I recently had my first encounter with ultrasonic distance sensors – specifically the Parallax Ping))) – while helping the Cresta Blanca Girl Scouts robotics club prep for the local RoboGames Fire Fighting challenge. This got me all interested in doing robot things again so I’ve dusted off the Seeed bot and I’m trying to make it more intelligent.
The first thing I observed was that you really want more than three of these on your bot. Right, left and forward just isn’t enough spatial awareness when you are navigating hallways and doors. Two on each of the four sides works much better. I also found that they use a pin each. And they cost $30. Each.
From China, you can get a pack of ten HC-SR04 sensors for under $12, with free shipping. These look similar and seem to perform a similar function, so I bought some to play around with. They all seem to work, but these guys use two pins each – one for trigger, the other for echo. So now I’m up to 16 digital pins, so unless I go to a Mega, I’m still stuck.

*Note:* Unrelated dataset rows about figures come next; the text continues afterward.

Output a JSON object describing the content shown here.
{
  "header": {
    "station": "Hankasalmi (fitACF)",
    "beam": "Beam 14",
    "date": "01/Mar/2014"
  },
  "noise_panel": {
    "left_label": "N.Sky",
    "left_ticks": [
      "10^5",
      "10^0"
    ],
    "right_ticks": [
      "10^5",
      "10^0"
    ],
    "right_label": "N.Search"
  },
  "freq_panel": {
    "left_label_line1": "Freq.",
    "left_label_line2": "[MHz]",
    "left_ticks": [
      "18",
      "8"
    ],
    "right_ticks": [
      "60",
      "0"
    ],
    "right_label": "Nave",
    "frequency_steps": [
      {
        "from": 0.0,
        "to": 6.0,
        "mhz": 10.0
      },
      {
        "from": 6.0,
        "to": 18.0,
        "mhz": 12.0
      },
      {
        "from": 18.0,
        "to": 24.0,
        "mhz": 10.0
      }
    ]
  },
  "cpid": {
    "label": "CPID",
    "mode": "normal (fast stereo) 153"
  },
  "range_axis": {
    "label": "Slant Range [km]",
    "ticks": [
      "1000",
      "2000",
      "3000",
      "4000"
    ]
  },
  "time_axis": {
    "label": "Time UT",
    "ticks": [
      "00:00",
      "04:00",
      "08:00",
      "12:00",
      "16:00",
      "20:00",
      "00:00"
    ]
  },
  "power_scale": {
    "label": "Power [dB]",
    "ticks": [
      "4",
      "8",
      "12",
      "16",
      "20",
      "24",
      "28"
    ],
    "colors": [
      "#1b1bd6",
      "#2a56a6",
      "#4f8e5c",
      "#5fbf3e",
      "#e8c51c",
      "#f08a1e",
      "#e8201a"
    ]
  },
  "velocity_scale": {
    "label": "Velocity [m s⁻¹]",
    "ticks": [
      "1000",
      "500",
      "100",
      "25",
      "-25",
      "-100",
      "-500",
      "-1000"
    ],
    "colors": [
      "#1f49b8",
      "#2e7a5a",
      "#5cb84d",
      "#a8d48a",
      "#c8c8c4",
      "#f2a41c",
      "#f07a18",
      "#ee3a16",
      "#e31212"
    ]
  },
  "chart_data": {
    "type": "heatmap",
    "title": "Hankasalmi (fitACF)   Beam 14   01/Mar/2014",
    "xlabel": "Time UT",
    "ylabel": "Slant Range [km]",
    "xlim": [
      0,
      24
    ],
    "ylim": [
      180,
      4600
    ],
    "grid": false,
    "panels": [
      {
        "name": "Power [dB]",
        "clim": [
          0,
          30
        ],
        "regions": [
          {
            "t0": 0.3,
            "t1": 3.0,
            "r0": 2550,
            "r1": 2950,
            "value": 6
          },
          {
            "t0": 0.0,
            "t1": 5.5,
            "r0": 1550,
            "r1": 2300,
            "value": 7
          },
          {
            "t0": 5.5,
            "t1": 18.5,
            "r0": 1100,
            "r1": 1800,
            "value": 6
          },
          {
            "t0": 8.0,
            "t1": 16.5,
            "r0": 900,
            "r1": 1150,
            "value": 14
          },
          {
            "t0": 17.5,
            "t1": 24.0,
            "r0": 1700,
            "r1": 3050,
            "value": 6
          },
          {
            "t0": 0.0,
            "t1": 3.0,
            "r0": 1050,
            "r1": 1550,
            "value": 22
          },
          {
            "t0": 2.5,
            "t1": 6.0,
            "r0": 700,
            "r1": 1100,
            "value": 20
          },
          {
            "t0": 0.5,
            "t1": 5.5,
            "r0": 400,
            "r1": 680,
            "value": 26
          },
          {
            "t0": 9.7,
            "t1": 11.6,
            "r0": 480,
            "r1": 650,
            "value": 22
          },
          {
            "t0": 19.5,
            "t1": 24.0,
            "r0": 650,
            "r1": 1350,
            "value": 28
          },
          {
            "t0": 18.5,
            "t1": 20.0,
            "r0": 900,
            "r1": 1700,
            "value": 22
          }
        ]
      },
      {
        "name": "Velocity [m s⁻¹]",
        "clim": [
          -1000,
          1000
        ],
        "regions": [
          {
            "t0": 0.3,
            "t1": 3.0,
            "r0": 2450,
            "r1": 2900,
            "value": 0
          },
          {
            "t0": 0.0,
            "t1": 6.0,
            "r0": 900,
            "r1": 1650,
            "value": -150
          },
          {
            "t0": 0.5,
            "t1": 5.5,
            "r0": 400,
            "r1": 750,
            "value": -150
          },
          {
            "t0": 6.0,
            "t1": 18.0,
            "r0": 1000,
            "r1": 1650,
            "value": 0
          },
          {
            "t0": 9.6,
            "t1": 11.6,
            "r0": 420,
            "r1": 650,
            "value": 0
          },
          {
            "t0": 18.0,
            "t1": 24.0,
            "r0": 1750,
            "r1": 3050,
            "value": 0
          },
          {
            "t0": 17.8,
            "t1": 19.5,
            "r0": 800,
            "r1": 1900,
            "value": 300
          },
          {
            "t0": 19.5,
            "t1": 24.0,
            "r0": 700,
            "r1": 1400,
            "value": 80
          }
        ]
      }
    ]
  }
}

I2C bus would be the answer, but the bus itself is not fast enough for accurate echo measurement, and the only reference to an I2C library for these in the playground is broken. Time to write some code…
The concept behind the SonarI2C library is as follows:
- Wire the Trigger pins to PCF8574(A) expander pins.
- Wire the Echo pins to a wide OR/NOR logic tree, multiplexing them into a single hardware interrupt pin.
- Pick a sensor to trigger
- attach an interrupt to the pin to watch for the beginning of the echo pulse
- send the trigger pulse to the desired sensor, by flipping the appropriate expander pin on and off as quickly as possible. The spec sheet says 10µs but in fact it triggers on the falling edge, so longer is fine. I estimate the pulse in this case is about 240µs which seems to work fine.
- the sensor does its thing and starts the echo pulse
- the interrupt routine fires, notes the time, and attaches a new interrupt to watch for the end of the pulse
- the sensor does its thing and ends the echo pulse
- the interrupt routine fires, calculates the echo pulse duration, saves it and then clears the interrupt.
Each sensor is a class member and the class maintains them in a circular linked list and does all the housekeeping for you.
I developed this on a two unit breadboard setup, using a hand-knitted NOR gate, before I got myself some CD4078BE 8-input OR/NOR ICs. I then tested it on all 10 units using two PCF8574 and two daisy-chained CD4078BE. When that worked, I made myself a little prototype board supporting 8 units. Here’s the schematic and stuff for that.
Now I already use both of the interrupt pins on the Seeed Hercules controller for the motor encoders, so I’m still stuck there, but I already decided to make it a two-brain bot again, with the motor controller just keeping track of motors, so this will be controlled by the master unit. This time I’m using a cheap Pro Mini clone as the master, and will use EasyTransfer or similar to communicate between them.